Philip Deslippe, who wrote an interesting scientific paper about the true origins of Yogi Bhajan’s teachings, perceptively remarked in the FaceBook group devoted to Premka that he would love to hear theories of how Yogi Bhajan can be separated from his form of Kundalini Yoga that do not depend on the terminology or theories of the Yogi himself. For instance, if kundalini yoga practitioners are dealing with Pamela Dyson’s book and the avalanche of further testimonials that it generated by proposing to “strengthen their sadhana” and to “practice the cultivation of neutral mind”, then this is a cop-out, because these people stay in the same mind set.

The way to really make a fresh start is by stepping out of the cult. So I advise you to say goodbye to kundalini yoga and to use everything you have learned to find your true path. May your departure be gentle. Wish everyone well, also those who decide to stay. If they accept your departure, hopefully you can remain friends. If they cover you with negativity, remember that that is how cult members deal with dissidents.

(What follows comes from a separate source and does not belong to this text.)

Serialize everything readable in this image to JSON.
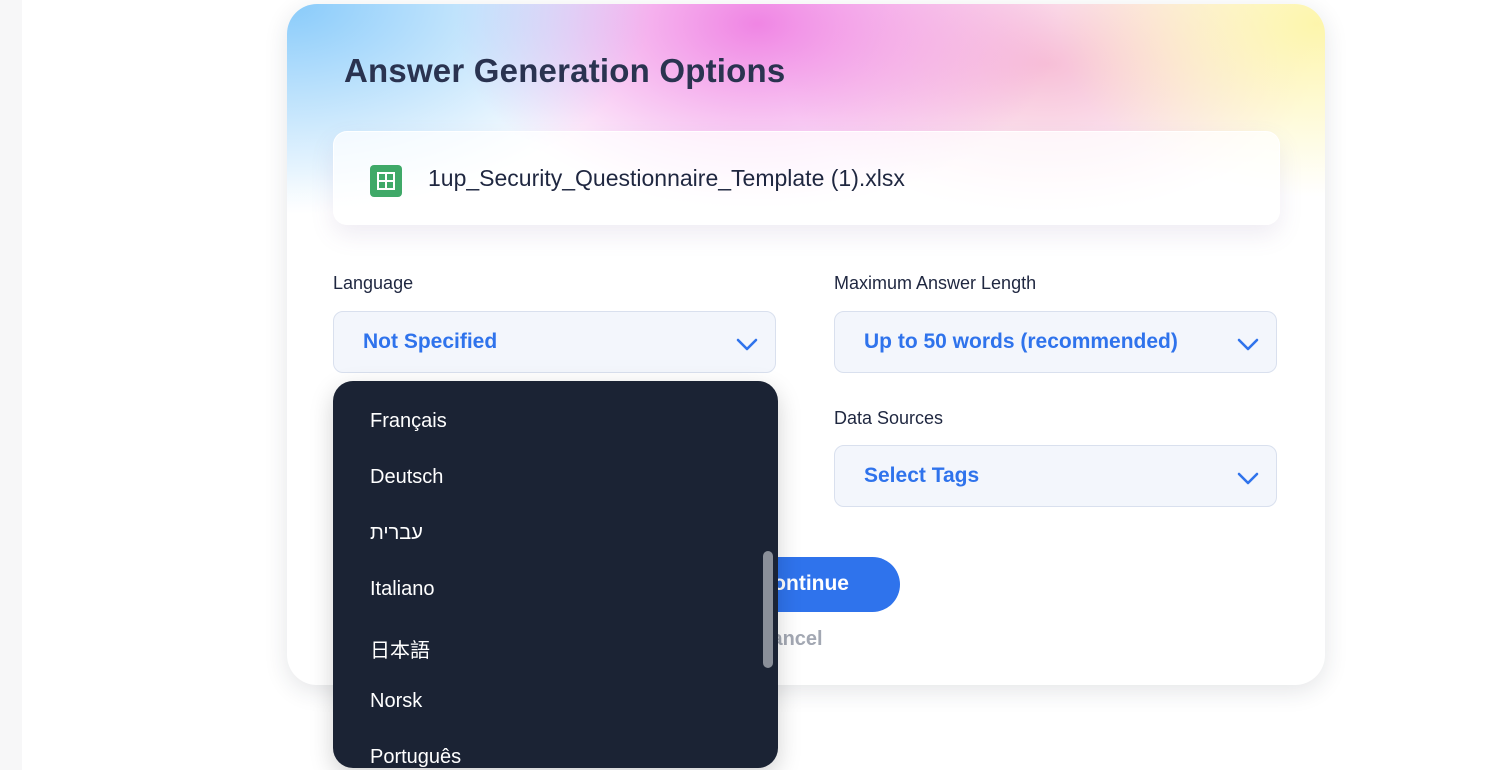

By all means, continue your yoga and meditation practice, maybe throwing in some journaling, and keep some good habits that work for you. I am still taking cold showers because I have found that it helps me to stave off colds. Invent your own kriya’s: if Yogi Bhajan could do it, you can do it. But don’t overdo your practice. Be a bit more gentle with yourself than the followers of the Yogi tend to be. And never again follow a person who is telling you what to believe.

Writing this, I feel compassion for the people who have devoted themselves to what they believed was a genuine path, and who can not yet escape, maybe because there are too many friendships at stake for them, maybe because their business is based on kundalini yoga, or because practicing kundalini yoga has saved them from depression or from substance abuse. I hope that these people will realize that they are better than their leaders, and I sincerely wish that at some point they will be able to follow Pamela Dyson’s example and liberate themselves. And I hope I can remain friends with some remarkable people that I have met through kundalini yoga and that I have come to love.